New Jersey motorists may have to wait a while before they see self-driving vehicles on the roads. The National Highway Traffic Safety Administration has issued a report, which it will make public by the end of November, stating that it needs input on what research to conduct before it can develop safety standards for such vehicles. Advocates are pushing for Congress to act.

In a landmark move, a Senate committee approved a bill in early October that would give exemptions to automakers to make up to 80,000 self-driving cars annually in the next three years.

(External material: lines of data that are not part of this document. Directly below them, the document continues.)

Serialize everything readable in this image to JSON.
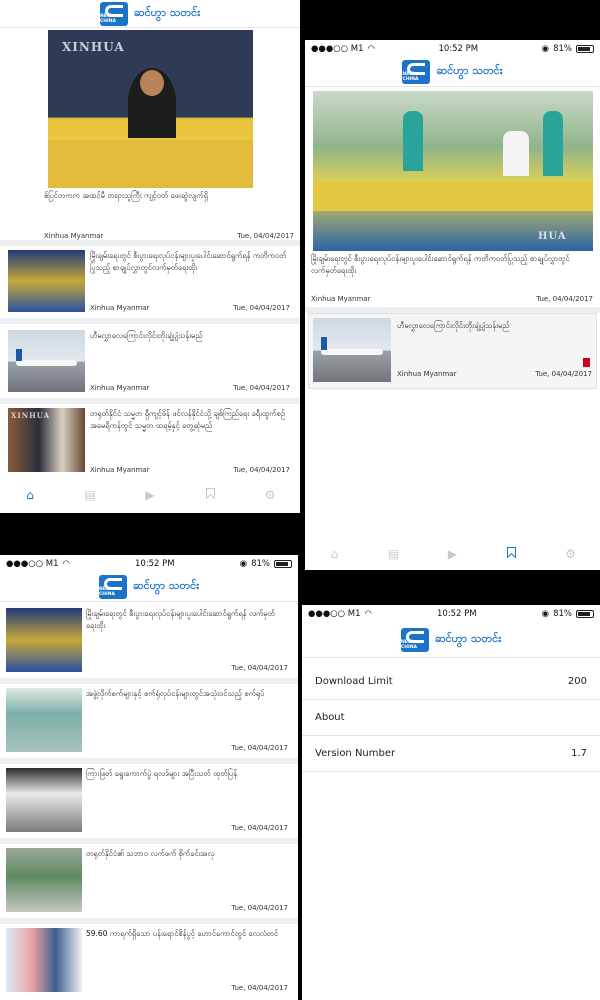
{
  "app": {
    "brand_text": "ဆင်ဟွာ သတင်း",
    "logo_text": "NEW CHINA",
    "accent": "#1b74c9"
  },
  "status": {
    "carrier": "●●●○○ M1",
    "wifi": "wifi-icon",
    "time": "10:52 PM",
    "battery": "81%"
  },
  "screen1": {
    "featured": {
      "watermark": "XINHUA",
      "title": "ဧ်ပြင်တကက အထင်မီ တရားသူကြီး ကျင့်ဝတ် ဖေးဆွဲလျက်ရှိ",
      "source": "Xinhua Myanmar",
      "date": "Tue, 04/04/2017"
    },
    "items": [
      {
        "title": "မြိုးချမ်းရေးတွင် စီးပွားရေးလုပ်ငန်းများပူးပေါင်းဆောင်ရွက်ရန် ကတိကဝတ်ပြုသည့် စာချုပ်လွှာတွင်လက်မှတ်ရေးထိုး",
        "source": "Xinhua Myanmar",
        "date": "Tue, 04/04/2017"
      },
      {
        "title": "ဟီမလွှာလေကြောင်းလိုင်းတိုးချဲ့ပျံသန်းမည်",
        "source": "Xinhua Myanmar",
        "date": "Tue, 04/04/2017"
      },
      {
        "title": "တရုတ်နိုင်ငံ သမ္မတ ရှီကျင့်ဖိန် ဖင်လန်နိုင်ငံသို့ ချစ်ကြည်ရေး ခရီးထွက်စဉ် အမေရိကန်တွင် သမ္မတ ထရမ့်နှင့် တွေ့ဆုံမည်",
        "source": "Xinhua Myanmar",
        "date": "Tue, 04/04/2017"
      }
    ]
  },
  "screen2": {
    "featured": {
      "watermark": "HUA",
      "title": "မြိုးချမ်းရေးတွင် စီးပွားရေးလုပ်ငန်းများပူးပေါင်းဆောင်ရွက်ရန် ကတိကဝတ်ပြုသည့် စာချုပ်လွှာတွင်လက်မှတ်ရေးထိုး",
      "source": "Xinhua Myanmar",
      "date": "Tue, 04/04/2017"
    },
    "items": [
      {
        "title": "ဟီမလွှာလေကြောင်းလိုင်းတိုးချဲ့ပျံသန်းမည်",
        "source": "Xinhua Myanmar",
        "date": "Tue, 04/04/2017"
      }
    ]
  },
  "screen3": {
    "items": [
      {
        "title": "မြိုးချမ်းရေးတွင် စီးပွားရေးလုပ်ငန်းများပူးပေါင်းဆောင်ရွက်ရန် လက်မှတ်ရေးထိုး",
        "date": "Tue, 04/04/2017"
      },
      {
        "title": "အဖွဲ့လိုက်စက်များနှင့် စက်ရုံလုပ်ငန်းများတွင်အသုံးဝင်သည့် စက်ရုပ်",
        "date": "Tue, 04/04/2017"
      },
      {
        "title": "ကြားဖြတ် ရွေးကောက်ပွဲ ရလဒ်များ အပြီးသတ် ထုတ်ပြန်",
        "date": "Tue, 04/04/2017"
      },
      {
        "title": "တရုတ်နိုင်ငံ၏ သဘာဝ လက်ဖက် စိုက်ခင်းအလှ",
        "date": "Tue, 04/04/2017"
      },
      {
        "title": "59.60 ကာရက်ရှိသော ပန်းရောင်စိန်ပွင့် ဟောင်ကောင်တွင် လေလံတင်",
        "date": "Tue, 04/04/2017"
      }
    ]
  },
  "settings": {
    "rows": [
      {
        "label": "Download Limit",
        "value": "200"
      },
      {
        "label": "About",
        "value": ""
      },
      {
        "label": "Version Number",
        "value": "1.7"
      }
    ]
  },
  "tabs": [
    "home-icon",
    "news-icon",
    "video-icon",
    "bookmark-icon",
    "settings-icon"
  ]
}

The U.S. House had approved a similar measure in September, also meant to speed up the manufacturing and testing of self-driving cars.

Under the bill, the NHTSA will be responsible for granting waivers to automakers; it has also been given 10 years to write new safety standards for driverless vehicles. There are nearly 75 auto safety regulations, many of which could carry over to driverless vehicles with a few revisions, while others may need to be eliminated altogether. Deciding between revision and elimination is just one issue that the NHTSA has requested further input on. Moreover, it may take years for the agency to conduct the necessary research.

Many auto safety groups are pushing for more safeguards in the production of self-driving vehicles. This makes sense, as many car accidents are caused by defective auto parts. Such cases fall under product liability law. However, if an accident was clearly caused by driver negligence or recklessness, an injured victim might want to file a personal injury lawsuit with the help of an attorney.